The raw meal blended by passing compressed air to obtain a uniform and intimate mixture. Compressed air induces upward movement of powder and decreases apparent density. The air is pumped over one quadrant of silo at a time and this permits the apparently heavier material from the non-aerated quadrants. Therefore the aerated powder tends to behave like a liquid and by aerating all quadrants in turn for a total period of about one hour, a uniform mixture is obtained. In some cement manufacturing plants continuous blending is used. The blended meal is further passed into sieve and then fed into a rotating disc called granulator. A quantity of water about 12 % by weight is added to make the blended meal into pellets.
In semi-dry process, the blended meal is now sieved and fed into a rotating dish called a granulator, water weighing about 12 percent of the meal being added at the same time. In this manner hard pellet about 15 mm in diameter are formed. This is necessary, as cold powder fed  direct into kiln would not permit the air flow and exchange of heat necessary for the chemical reactions of formation of cement clinker.
The pellets are baked hard in a pre-heating grate by means of hot gases from the kiln. The pellets then enter the kiln where temperature is about 1450°C. The total consumption of coal in this method is only about 100 kg when compared to the requirement of about 220 kg for producing a ton of cement in the wet process.

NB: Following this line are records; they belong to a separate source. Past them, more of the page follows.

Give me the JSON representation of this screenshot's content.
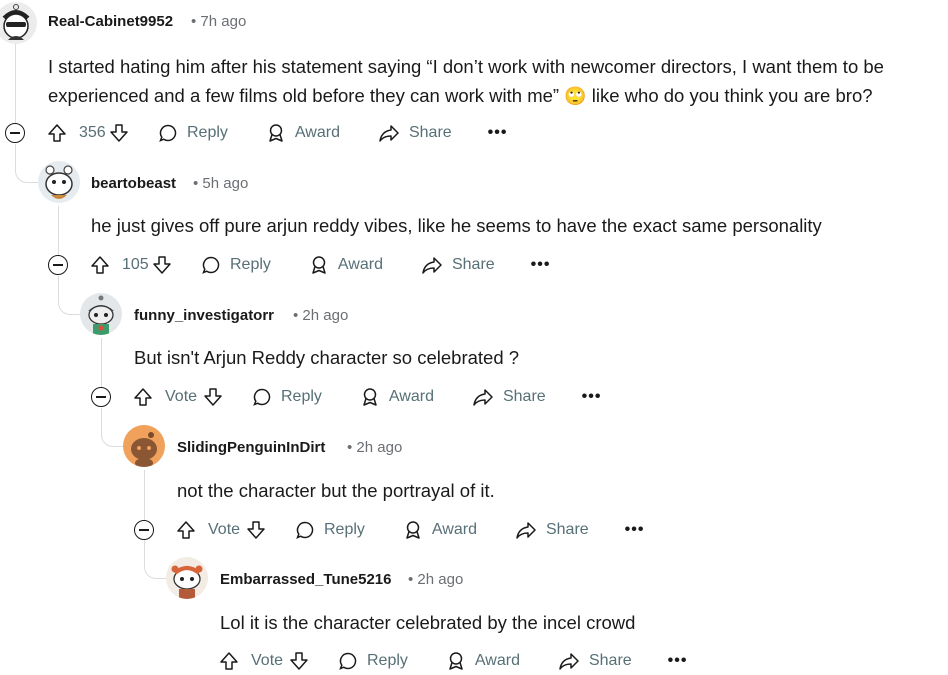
{
  "comments": [
    {
      "username": "Real-Cabinet9952",
      "time": "• 7h ago",
      "text_line1": "I started hating him after his statement saying “I don’t work with newcomer directors, I want them to be",
      "text_line2": "experienced and a few films old before they can work with me”",
      "emoji": "🙄",
      "text_line2_tail": "like who do you think you are bro?",
      "votes": "356",
      "avatar_color": "#e8e8e8"
    },
    {
      "username": "beartobeast",
      "time": "• 5h ago",
      "text": "he just gives off pure arjun reddy vibes, like he seems to have the exact same personality",
      "votes": "105",
      "avatar_color": "#dfe6ee"
    },
    {
      "username": "funny_investigatorr",
      "time": "• 2h ago",
      "text": "But isn't Arjun Reddy character so celebrated ?",
      "votes": "Vote",
      "avatar_color": "#e4e7ea"
    },
    {
      "username": "SlidingPenguinInDirt",
      "time": "• 2h ago",
      "text": "not the character but the portrayal of it.",
      "votes": "Vote",
      "avatar_color": "#f0a15c"
    },
    {
      "username": "Embarrassed_Tune5216",
      "time": "• 2h ago",
      "text": "Lol it is the character celebrated by the incel crowd",
      "votes": "Vote",
      "avatar_color": "#f3ece4"
    }
  ],
  "actions": {
    "reply": "Reply",
    "award": "Award",
    "share": "Share",
    "more": "•••"
  },
  "icons": {
    "upvote": "upvote-arrow-icon",
    "downvote": "downvote-arrow-icon",
    "reply": "speech-bubble-icon",
    "award": "award-ribbon-icon",
    "share": "share-arrow-icon",
    "collapse": "collapse-minus-icon"
  }
}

The dry material undergoes a series of chemical reactions in the hottest part of the kiln and some 20 to 30 percent of the material becomes liquid, and lime, silica and alumina recombine. The fused mass turns fuses into balls of diameter 3 to 25 mm known as clinker. The clinker drops into coolers where it is cooled under control condition. Cooled clinker and 3 to 5 percent of gypsum are ground in ball mill to required fineness and then taken it to storage silos from where the cement is bagged.
The equipments used in the dry process kiln are comparatively smaller. The process is quite economical. The methods are commonly employed for direct control of quality of clinker.